Le basculement s’est surtout accéléré au printemps. En janvier, les importations restaient encore limitées, autour de 500 tonnes. En avril, elles ont dépassé 14 500 tonnes en un seul mois, signe d’un marché intérieur sous forte pression.

Les Pays-Bas ont largement profité de cette demande marocaine. Ils ont fourni plus de 60 % des volumes importés. L’Espagne a représenté environ un tiers des livraisons, devant la France, proche de 5 %. De plus petites quantités sont aussi venues de Belgique et d’Égypte.

La pénurie a inversé les routes

Le contraste est d’autant plus fort que le Maroc reste traditionnellement un acteur important de l’oignon dans la région. Le pays exporte habituellement vers l’Afrique de l’Ouest, où ses produits trouvent des débouchés réguliers.

Cette saison, ce schéma s’est effondré. Entre janvier et avril, les exportations marocaines d’oignons n’ont atteint que 2 700 tonnes. Sur la même période, les importations ont été 7,7 fois plus importantes. Le Maroc est donc devenu importateur net, dans des proportions rarement vues.

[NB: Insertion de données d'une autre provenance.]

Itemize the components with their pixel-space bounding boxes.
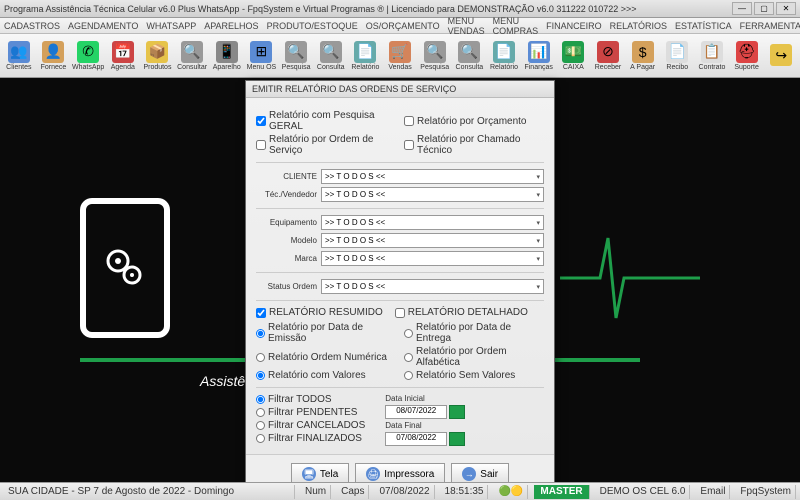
rad-mid-5[interactable]: Relatório Sem Valores <box>404 370 544 381</box>
date-final-label: Data Final <box>385 421 465 430</box>
window-title: Programa Assistência Técnica Celular v6.… <box>4 4 732 14</box>
toolbar-consulta[interactable]: 🔍Consulta <box>314 36 348 76</box>
toolbar-fornece[interactable]: 👤Fornece <box>37 36 71 76</box>
date-initial-input[interactable]: 08/07/2022 <box>385 405 447 419</box>
report-dialog: EMITIR RELATÓRIO DAS ORDENS DE SERVIÇO R… <box>245 80 555 494</box>
lbl-fields3-0: Status Ordem <box>256 282 321 291</box>
menu-financeiro[interactable]: FINANCEIRO <box>546 21 602 31</box>
toolbar-pesquisa[interactable]: 🔍Pesquisa <box>418 36 452 76</box>
toolbar-consultar[interactable]: 🔍Consultar <box>175 36 209 76</box>
window-controls: — ▢ ✕ <box>732 2 796 15</box>
status-system[interactable]: FpqSystem <box>736 485 796 499</box>
toolbar-menu os[interactable]: ⊞Menu OS <box>245 36 279 76</box>
date-final-input[interactable]: 07/08/2022 <box>385 432 447 446</box>
rad-mid-1[interactable]: Relatório por Data de Entrega <box>404 322 544 344</box>
toolbar-clientes[interactable]: 👥Clientes <box>2 36 36 76</box>
toolbar-pesquisa[interactable]: 🔍Pesquisa <box>279 36 313 76</box>
sel-fields2-0[interactable]: >> T O D O S << <box>321 215 544 230</box>
phone-icon <box>80 198 170 338</box>
brand-tagline: Assistê <box>200 373 245 389</box>
menu-menu vendas[interactable]: MENU VENDAS <box>448 16 485 36</box>
rad-mid-2[interactable]: Relatório Ordem Numérica <box>256 346 396 368</box>
menu-produto/estoque[interactable]: PRODUTO/ESTOQUE <box>267 21 358 31</box>
menu-whatsapp[interactable]: WHATSAPP <box>146 21 196 31</box>
rad-mid-0[interactable]: Relatório por Data de Emissão <box>256 322 396 344</box>
date-initial-picker[interactable] <box>449 405 465 419</box>
lbl-fields1-0: CLIENTE <box>256 172 321 181</box>
lbl-fields1-1: Téc./Vendedor <box>256 190 321 199</box>
chk-top-3[interactable]: Relatório por Chamado Técnico <box>404 134 544 156</box>
maximize-button[interactable]: ▢ <box>754 2 774 15</box>
status-date: 07/08/2022 <box>375 485 434 499</box>
filter-0[interactable]: Filtrar TODOS <box>256 394 365 405</box>
toolbar-relatório[interactable]: 📄Relatório <box>349 36 383 76</box>
date-initial-label: Data Inicial <box>385 394 465 403</box>
close-button[interactable]: ✕ <box>776 2 796 15</box>
window-titlebar: Programa Assistência Técnica Celular v6.… <box>0 0 800 18</box>
chk-mid-1[interactable]: RELATÓRIO DETALHADO <box>395 307 528 318</box>
status-time: 18:51:35 <box>441 485 489 499</box>
date-final-picker[interactable] <box>449 432 465 446</box>
toolbar-suporte[interactable]: ⛑Suporte <box>730 36 764 76</box>
sel-fields3-0[interactable]: >> T O D O S << <box>321 279 544 294</box>
minimize-button[interactable]: — <box>732 2 752 15</box>
chk-top-2[interactable]: Relatório por Ordem de Serviço <box>256 134 396 156</box>
menu-bar: CADASTROS AGENDAMENTO WHATSAPP APARELHOS PRO… <box>0 18 800 34</box>
toolbar-receber[interactable]: ⊘Receber <box>591 36 625 76</box>
toolbar-recibo[interactable]: 📄Recibo <box>660 36 694 76</box>
filter-1[interactable]: Filtrar PENDENTES <box>256 407 365 418</box>
toolbar-whatsapp[interactable]: ✆WhatsApp <box>71 36 105 76</box>
chk-mid-0[interactable]: RELATÓRIO RESUMIDO <box>256 307 383 318</box>
rad-mid-3[interactable]: Relatório por Ordem Alfabética <box>404 346 544 368</box>
brand-logo <box>80 198 170 338</box>
toolbar-aparelho[interactable]: 📱Aparelho <box>210 36 244 76</box>
toolbar-caixa[interactable]: 💵CAIXA <box>557 36 591 76</box>
sel-fields1-0[interactable]: >> T O D O S << <box>321 169 544 184</box>
status-demo: DEMO OS CEL 6.0 <box>596 485 691 499</box>
pulse-icon <box>560 218 700 338</box>
chk-top-0[interactable]: Relatório com Pesquisa GERAL <box>256 110 396 132</box>
menu-ferramentas[interactable]: FERRAMENTAS <box>740 21 800 31</box>
status-bar: SUA CIDADE - SP 7 de Agosto de 2022 - Do… <box>0 482 800 500</box>
lbl-fields2-0: Equipamento <box>256 218 321 227</box>
status-capslock: Caps <box>337 485 369 499</box>
toolbar-relatório[interactable]: 📄Relatório <box>487 36 521 76</box>
status-location: SUA CIDADE - SP 7 de Agosto de 2022 - Do… <box>4 485 295 499</box>
status-user: MASTER <box>534 485 589 499</box>
lbl-fields2-1: Modelo <box>256 236 321 245</box>
menu-aparelhos[interactable]: APARELHOS <box>204 21 258 31</box>
filter-3[interactable]: Filtrar FINALIZADOS <box>256 433 365 444</box>
toolbar-agenda[interactable]: 📅Agenda <box>106 36 140 76</box>
filter-2[interactable]: Filtrar CANCELADOS <box>256 420 365 431</box>
dialog-title: EMITIR RELATÓRIO DAS ORDENS DE SERVIÇO <box>246 81 554 98</box>
main-toolbar: 👥Clientes👤Fornece✆WhatsApp📅Agenda📦Produt… <box>0 34 800 78</box>
toolbar-finanças[interactable]: 📊Finanças <box>522 36 556 76</box>
menu-agendamento[interactable]: AGENDAMENTO <box>68 21 138 31</box>
rad-mid-4[interactable]: Relatório com Valores <box>256 370 396 381</box>
toolbar-a pagar[interactable]: $A Pagar <box>626 36 660 76</box>
toolbar-consulta[interactable]: 🔍Consulta <box>453 36 487 76</box>
sel-fields1-1[interactable]: >> T O D O S << <box>321 187 544 202</box>
toolbar-produtos[interactable]: 📦Produtos <box>141 36 175 76</box>
toolbar-vendas[interactable]: 🛒Vendas <box>383 36 417 76</box>
chk-top-1[interactable]: Relatório por Orçamento <box>404 110 544 132</box>
menu-cadastros[interactable]: CADASTROS <box>4 21 60 31</box>
toolbar-contrato[interactable]: 📋Contrato <box>695 36 729 76</box>
menu-menu compras[interactable]: MENU COMPRAS <box>493 16 539 36</box>
lbl-fields2-2: Marca <box>256 254 321 263</box>
status-email[interactable]: Email <box>696 485 730 499</box>
sel-fields2-2[interactable]: >> T O D O S << <box>321 251 544 266</box>
menu-estatística[interactable]: ESTATÍSTICA <box>675 21 732 31</box>
status-flag: 🟢🟡 <box>494 485 528 499</box>
toolbar-exit[interactable]: ↪ <box>764 36 798 76</box>
status-numlock: Num <box>301 485 331 499</box>
sel-fields2-1[interactable]: >> T O D O S << <box>321 233 544 248</box>
menu-relatórios[interactable]: RELATÓRIOS <box>610 21 667 31</box>
menu-os/orçamento[interactable]: OS/ORÇAMENTO <box>366 21 440 31</box>
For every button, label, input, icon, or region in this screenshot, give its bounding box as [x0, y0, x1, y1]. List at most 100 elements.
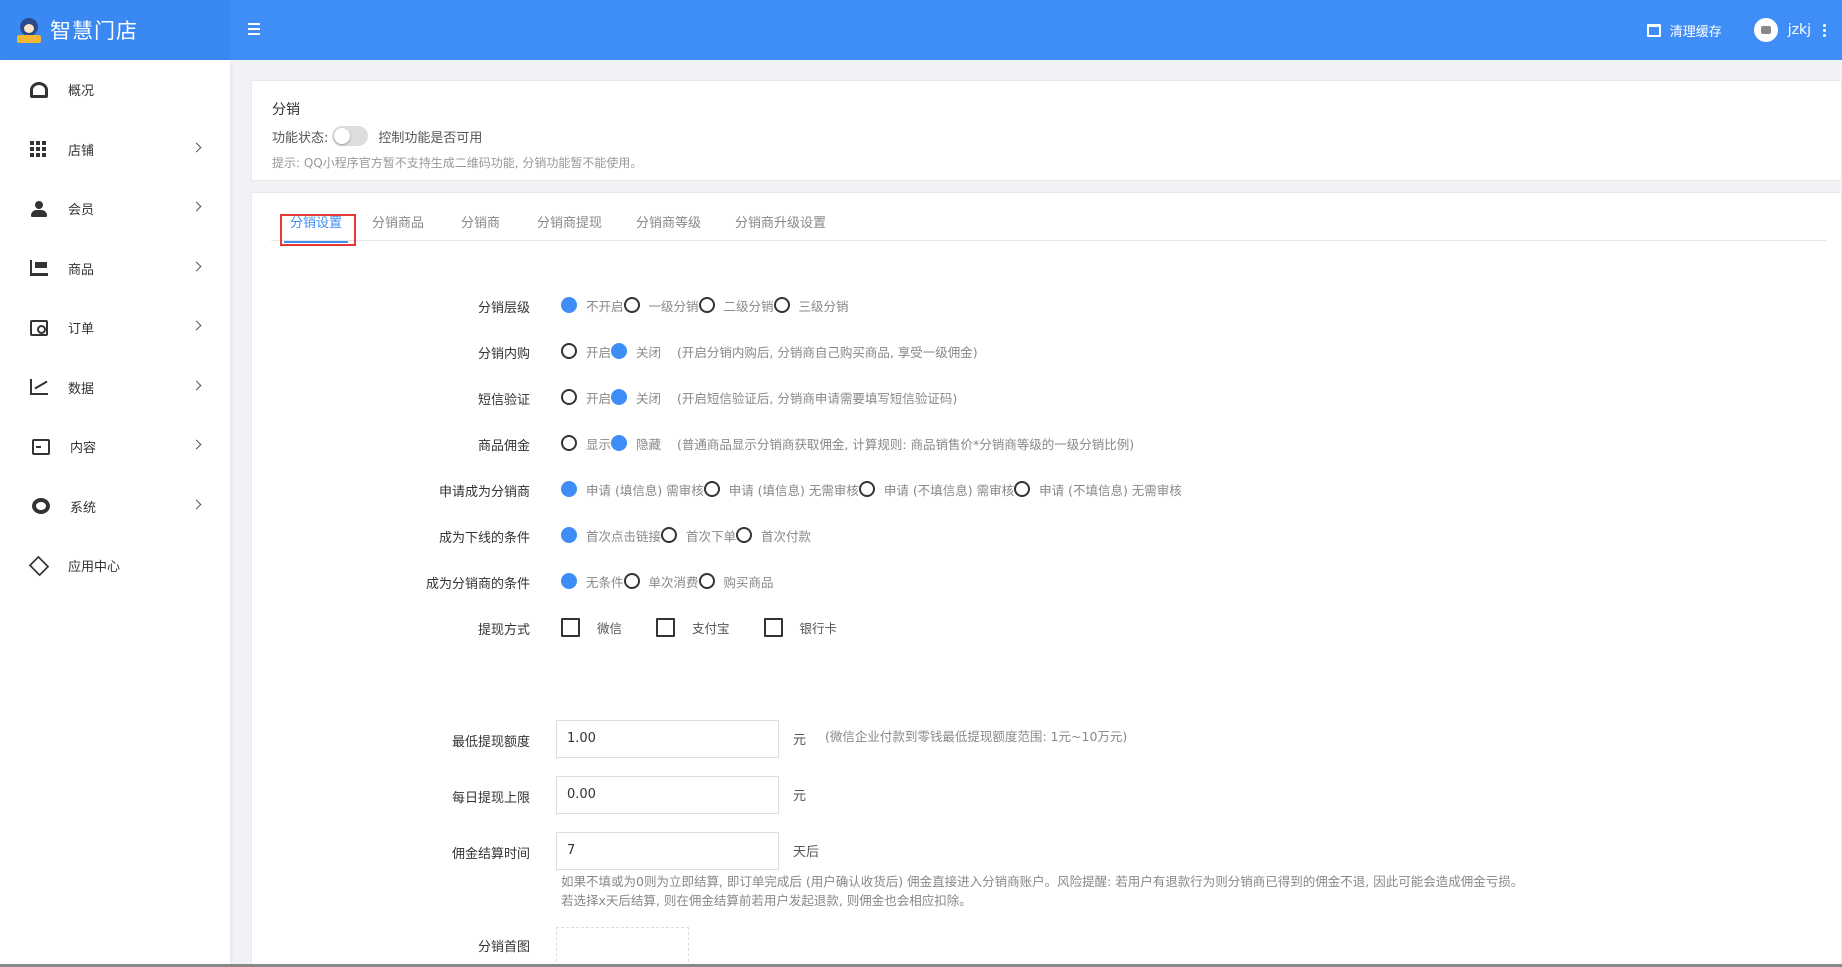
- checkbox-label: 微信: [597, 620, 623, 636]
- unit-label: 天后: [793, 845, 820, 860]
- sidebar-item-overview[interactable]: 概况: [0, 60, 230, 120]
- tab-distributor-upgrade[interactable]: 分销商升级设置: [735, 211, 826, 241]
- distribution-intro-card: 分销 功能状态: 控制功能是否可用 提示: QQ小程序官方暂不支持生成二维码功能…: [251, 80, 1842, 181]
- user-menu[interactable]: jzkj: [1753, 18, 1826, 42]
- radio-level-one[interactable]: 一级分销: [623, 296, 699, 315]
- logo-icon: [16, 16, 42, 44]
- checkbox-label: 支付宝: [692, 620, 730, 636]
- sidebar-item-store[interactable]: 店铺: [0, 120, 230, 180]
- cube-icon: [28, 555, 50, 576]
- field-note: (开启分销内购后, 分销商自己购买商品, 享受一级佣金): [677, 344, 978, 360]
- sidebar-item-label: 系统: [70, 500, 97, 516]
- form-row-poster: 分销首图: [252, 933, 1812, 955]
- app-title: 智慧门店: [50, 19, 138, 43]
- field-label: 每日提现上限: [451, 791, 530, 806]
- field-label: 成为分销商的条件: [425, 577, 530, 592]
- field-note: (微信企业付款到零钱最低提现额度范围: 1元~10万元): [825, 729, 1128, 744]
- radio-apply-noinfo-review[interactable]: 申请 (不填信息) 需审核: [858, 480, 1014, 499]
- top-navbar: 智慧门店 清理缓存 jzkj: [0, 0, 1842, 60]
- sidebar-item-members[interactable]: 会员: [0, 179, 230, 239]
- field-label: 成为下线的条件: [438, 531, 530, 546]
- form-row-settle-time: 佣金结算时间 7 天后: [252, 832, 1812, 870]
- radio-downline-first-click[interactable]: 首次点击链接: [561, 526, 661, 545]
- unit-label: 元: [793, 733, 807, 748]
- field-label: 商品佣金: [477, 439, 530, 454]
- radio-become-single-spend[interactable]: 单次消费: [623, 572, 699, 591]
- sidebar-item-system[interactable]: 系统: [0, 477, 230, 537]
- hamburger-menu-icon[interactable]: [248, 20, 262, 40]
- cart-icon: [30, 260, 48, 277]
- chevron-right-icon: [191, 499, 202, 509]
- radio-label: 购买商品: [723, 574, 774, 590]
- radio-level-two[interactable]: 二级分销: [698, 296, 774, 315]
- form-row-level: 分销层级 不开启 一级分销 二级分销 三级分销: [252, 294, 1812, 316]
- field-label: 申请成为分销商: [438, 485, 530, 500]
- radio-level-none[interactable]: 不开启: [561, 296, 624, 315]
- checkbox-label: 银行卡: [799, 620, 838, 636]
- sidebar-item-label: 应用中心: [68, 560, 121, 576]
- tab-distribution-settings[interactable]: 分销设置: [283, 211, 349, 243]
- sidebar-item-data[interactable]: 数据: [0, 358, 230, 418]
- checkbox-bank-card[interactable]: 银行卡: [763, 617, 838, 637]
- tab-bar: 分销设置 分销商品 分销商 分销商提现 分销商等级 分销商升级设置: [271, 211, 1826, 243]
- clear-cache-button[interactable]: 清理缓存: [1646, 21, 1722, 40]
- field-label: 佣金结算时间: [451, 847, 530, 862]
- radio-self-buy-on[interactable]: 开启: [561, 342, 611, 361]
- sidebar-item-label: 订单: [68, 322, 95, 338]
- sidebar-item-label: 商品: [68, 262, 95, 278]
- form-row-apply: 申请成为分销商 申请 (填信息) 需审核 申请 (填信息) 无需审核 申请 (不…: [252, 478, 1812, 500]
- checkbox-alipay[interactable]: 支付宝: [656, 617, 730, 637]
- chevron-right-icon: [191, 320, 202, 331]
- field-note: (普通商品显示分销商获取佣金, 计算规则: 商品销售价*分销商等级的一级分销比例…: [677, 436, 1135, 452]
- field-label: 短信验证: [477, 393, 530, 408]
- radio-apply-noinfo-no-review[interactable]: 申请 (不填信息) 无需审核: [1014, 480, 1182, 499]
- form-row-downline: 成为下线的条件 首次点击链接 首次下单 首次付款: [252, 524, 1812, 546]
- radio-sms-on[interactable]: 开启: [561, 388, 611, 407]
- form-row-commission: 商品佣金 显示 隐藏 (普通商品显示分销商获取佣金, 计算规则: 商品销售价*分…: [252, 432, 1812, 454]
- radio-commission-hide[interactable]: 隐藏: [611, 434, 661, 453]
- form-row-daily-limit: 每日提现上限 0.00 元: [252, 776, 1812, 814]
- radio-label: 申请 (填信息) 需审核: [586, 482, 704, 498]
- min-withdraw-input[interactable]: 1.00: [556, 720, 779, 758]
- money-icon: [30, 319, 48, 336]
- radio-downline-first-order[interactable]: 首次下单: [661, 526, 736, 545]
- sidebar-item-goods[interactable]: 商品: [0, 239, 230, 299]
- sidebar-item-label: 内容: [70, 441, 97, 457]
- sidebar-item-content[interactable]: 内容: [0, 417, 230, 477]
- chevron-right-icon: [191, 439, 202, 450]
- more-vertical-icon[interactable]: [1823, 23, 1826, 38]
- radio-become-none[interactable]: 无条件: [561, 572, 624, 591]
- radio-level-three[interactable]: 三级分销: [773, 296, 849, 315]
- tab-distributor-withdraw[interactable]: 分销商提现: [537, 211, 602, 241]
- radio-become-buy-goods[interactable]: 购买商品: [698, 572, 774, 591]
- grid-icon: [30, 141, 48, 158]
- clear-cache-label: 清理缓存: [1669, 24, 1722, 40]
- status-label: 功能状态:: [272, 130, 329, 146]
- radio-commission-show[interactable]: 显示: [561, 434, 611, 453]
- radio-downline-first-pay[interactable]: 首次付款: [736, 526, 811, 545]
- checkbox-wechat[interactable]: 微信: [561, 617, 623, 637]
- chevron-right-icon: [191, 201, 202, 212]
- page-title: 分销: [272, 102, 300, 118]
- radio-sms-off[interactable]: 关闭: [611, 388, 661, 407]
- chart-icon: [30, 379, 48, 396]
- brand[interactable]: 智慧门店: [0, 0, 230, 60]
- tab-distribution-goods[interactable]: 分销商品: [372, 211, 424, 241]
- radio-self-buy-off[interactable]: 关闭: [611, 342, 661, 361]
- radio-apply-info-review[interactable]: 申请 (填信息) 需审核: [561, 480, 704, 499]
- radio-label: 开启: [586, 390, 612, 406]
- daily-limit-input[interactable]: 0.00: [556, 776, 779, 814]
- settle-help-line-1: 如果不填或为0则为立即结算, 即订单完成后 (用户确认收货后) 佣金直接进入分销…: [561, 874, 1524, 889]
- poster-upload-area[interactable]: [556, 927, 689, 967]
- sidebar-item-app-center[interactable]: 应用中心: [0, 536, 230, 596]
- function-status-toggle[interactable]: [332, 126, 369, 146]
- radio-label: 无条件: [586, 574, 624, 590]
- sidebar-item-orders[interactable]: 订单: [0, 298, 230, 358]
- distribution-settings-card: 分销设置 分销商品 分销商 分销商提现 分销商等级 分销商升级设置 分销层级 不…: [251, 192, 1842, 967]
- radio-label: 显示: [586, 436, 612, 452]
- radio-apply-info-no-review[interactable]: 申请 (填信息) 无需审核: [703, 480, 859, 499]
- form-row-self-buy: 分销内购 开启 关闭 (开启分销内购后, 分销商自己购买商品, 享受一级佣金): [252, 340, 1812, 362]
- settle-time-input[interactable]: 7: [556, 832, 779, 870]
- tab-distributors[interactable]: 分销商: [461, 211, 500, 241]
- tab-distributor-levels[interactable]: 分销商等级: [636, 211, 701, 241]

La crise s’explique par plusieurs facteurs. Les conditions climatiques ont perturbé les récoltes dans des zones de production comme Tamehdit, Fès et Meknès. Les rendements ont reculé, tandis que la qualité des oignons disponibles s’est dégradée.

Dans le même temps, une partie des oignons de bonne qualité a continué à partir vers l’Afrique de l’Ouest. Ces exportations ont réduit plus vite les stocks disponibles sur le marché marocain, déjà fragilisé par une production insuffisante.

Le manque d’infrastructures de stockage a aggravé la situation. Faute de capacités suffisantes en froid et de conservation, le Maroc n’a pas pu constituer des réserves solides pour la deuxième partie de la saison. Résultat : quand l’offre locale s’est tendue, les prix ont grimpé.

Les importations sont alors devenues un moyen de calmer le marché. Les fournisseurs européens ont proposé des volumes réguliers, des prix compétitifs et une logistique fiable. Les oignons néerlandais et espagnols ont ainsi pris une place inhabituelle dans l’approvisionnement marocain.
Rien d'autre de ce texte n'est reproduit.